Don knew everybody in NOTL, says Murray, “and everybody knew him.”
Murray says Don was so well-liked, his clients looked forward to meeting with him.
“He was very colourful, and had nicknames for people he would use when talking to them. He was also a colourful dresser, deliberately wearing things that were mismatched, big floppy hats, and he had one pair of pants he wore that looked like a quilt pattern. He liked to make a fashion statement — he was that kind of guy.”
He also always had an opinion that he liked to share, although never in a way that offended people, says Murray, or to embarrass or criticize.
“He worked quietly to let his opinions be known,” he says.
“He was a good planner, very wise, and as a person, no bad habits — everything was in moderation.”
As good as Don was at his job, “I think some of our clients kept coming back to us because they liked him so much,” Murray jokes.
“He was a wonderful, colourful guy, but he didn’t socialize a lot. He enjoyed his own company.”

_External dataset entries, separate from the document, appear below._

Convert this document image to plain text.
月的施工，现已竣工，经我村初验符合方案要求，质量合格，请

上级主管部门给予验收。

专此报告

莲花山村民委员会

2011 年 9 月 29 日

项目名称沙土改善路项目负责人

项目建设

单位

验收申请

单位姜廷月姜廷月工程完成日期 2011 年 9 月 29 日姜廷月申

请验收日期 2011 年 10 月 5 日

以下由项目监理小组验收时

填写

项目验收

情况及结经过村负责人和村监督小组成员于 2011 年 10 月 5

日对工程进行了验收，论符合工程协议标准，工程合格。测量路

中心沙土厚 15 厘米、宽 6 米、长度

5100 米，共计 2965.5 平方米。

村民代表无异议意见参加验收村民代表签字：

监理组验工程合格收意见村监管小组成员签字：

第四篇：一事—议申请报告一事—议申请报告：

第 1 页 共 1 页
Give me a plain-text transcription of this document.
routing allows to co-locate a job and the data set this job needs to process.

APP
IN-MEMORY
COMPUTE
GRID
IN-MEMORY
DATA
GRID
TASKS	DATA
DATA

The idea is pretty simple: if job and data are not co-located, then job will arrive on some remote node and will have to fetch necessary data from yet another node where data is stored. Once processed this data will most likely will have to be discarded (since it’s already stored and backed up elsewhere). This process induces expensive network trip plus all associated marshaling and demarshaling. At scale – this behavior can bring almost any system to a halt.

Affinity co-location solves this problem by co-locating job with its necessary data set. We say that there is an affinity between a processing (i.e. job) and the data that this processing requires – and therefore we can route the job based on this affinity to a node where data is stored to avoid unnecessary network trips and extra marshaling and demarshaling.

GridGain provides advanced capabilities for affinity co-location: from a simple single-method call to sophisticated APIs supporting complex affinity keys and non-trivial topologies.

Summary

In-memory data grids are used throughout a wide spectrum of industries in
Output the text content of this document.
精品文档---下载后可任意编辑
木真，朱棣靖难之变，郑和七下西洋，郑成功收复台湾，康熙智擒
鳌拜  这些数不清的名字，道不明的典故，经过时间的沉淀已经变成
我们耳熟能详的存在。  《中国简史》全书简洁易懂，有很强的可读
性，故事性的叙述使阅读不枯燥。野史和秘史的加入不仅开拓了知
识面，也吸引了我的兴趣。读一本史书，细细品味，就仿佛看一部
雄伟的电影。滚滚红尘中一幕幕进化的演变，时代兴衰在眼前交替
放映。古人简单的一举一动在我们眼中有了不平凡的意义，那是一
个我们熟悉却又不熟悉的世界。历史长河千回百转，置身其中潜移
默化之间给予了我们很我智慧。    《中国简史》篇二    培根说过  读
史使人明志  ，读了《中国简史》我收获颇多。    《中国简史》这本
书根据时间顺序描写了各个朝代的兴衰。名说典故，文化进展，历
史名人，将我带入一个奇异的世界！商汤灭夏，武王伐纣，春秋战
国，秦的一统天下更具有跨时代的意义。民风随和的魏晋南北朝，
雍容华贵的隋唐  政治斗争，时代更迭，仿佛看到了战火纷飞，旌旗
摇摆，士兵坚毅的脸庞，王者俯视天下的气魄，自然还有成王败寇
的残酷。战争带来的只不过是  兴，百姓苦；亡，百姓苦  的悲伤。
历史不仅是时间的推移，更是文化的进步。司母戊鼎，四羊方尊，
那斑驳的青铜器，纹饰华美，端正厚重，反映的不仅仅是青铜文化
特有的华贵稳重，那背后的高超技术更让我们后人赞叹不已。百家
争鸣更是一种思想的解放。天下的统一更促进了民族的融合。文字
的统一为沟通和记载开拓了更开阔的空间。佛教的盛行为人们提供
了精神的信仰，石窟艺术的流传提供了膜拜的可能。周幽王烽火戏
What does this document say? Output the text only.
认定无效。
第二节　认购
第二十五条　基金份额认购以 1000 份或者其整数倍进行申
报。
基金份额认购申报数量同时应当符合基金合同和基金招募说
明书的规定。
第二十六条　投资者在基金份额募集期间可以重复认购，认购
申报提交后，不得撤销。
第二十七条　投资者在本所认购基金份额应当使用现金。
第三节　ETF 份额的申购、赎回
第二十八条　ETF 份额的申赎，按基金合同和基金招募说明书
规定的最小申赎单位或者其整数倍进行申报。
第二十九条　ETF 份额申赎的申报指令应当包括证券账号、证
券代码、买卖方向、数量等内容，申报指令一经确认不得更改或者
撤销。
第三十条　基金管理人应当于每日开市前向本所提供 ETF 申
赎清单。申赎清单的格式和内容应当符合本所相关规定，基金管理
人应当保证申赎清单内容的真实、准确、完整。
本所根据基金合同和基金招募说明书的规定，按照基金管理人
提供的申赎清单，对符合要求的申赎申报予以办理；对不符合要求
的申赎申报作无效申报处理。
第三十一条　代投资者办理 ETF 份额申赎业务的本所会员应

He also worked on the latest additions to the Regional Niagara government headquarters building in Thorold. In St. Catharines, the firm designed One St. Paul office and retail complex at the corner of Ontario Street, the Canada Trust building at James and King Streets and many commercial and residential buildings throughout the city.
As well, Don designed many churches, schools, university and college buildings, affordable housing for the YWCA and several women’s shelters throughout the Region.
“The people of the region were fortunate to have lured Don Chapman from John B. Parkin’s office in Toronto to Niagara where he has made significant contributions to the built environment,” says Murray.
“Despite his somewhat irreverent sense of humour, he remained respected professionally by his peers, admired by the hundreds of employees who had worked with him for almost 70 years, and remembered fondly by his many public and private clients who became good friends of this remarkable, colourful and talented man.
“The firm of Chapman Murray Associates is proud to carry his name forward which will act as a tribute to his legacy and as an inspiration to continue creating architecture of the highest quality.”
Chapman is survived by his wife, Isobel, children Reid and Susan, Lisa and Patrick, and Gregory and Sarah, and other family members. A private family service is to take place.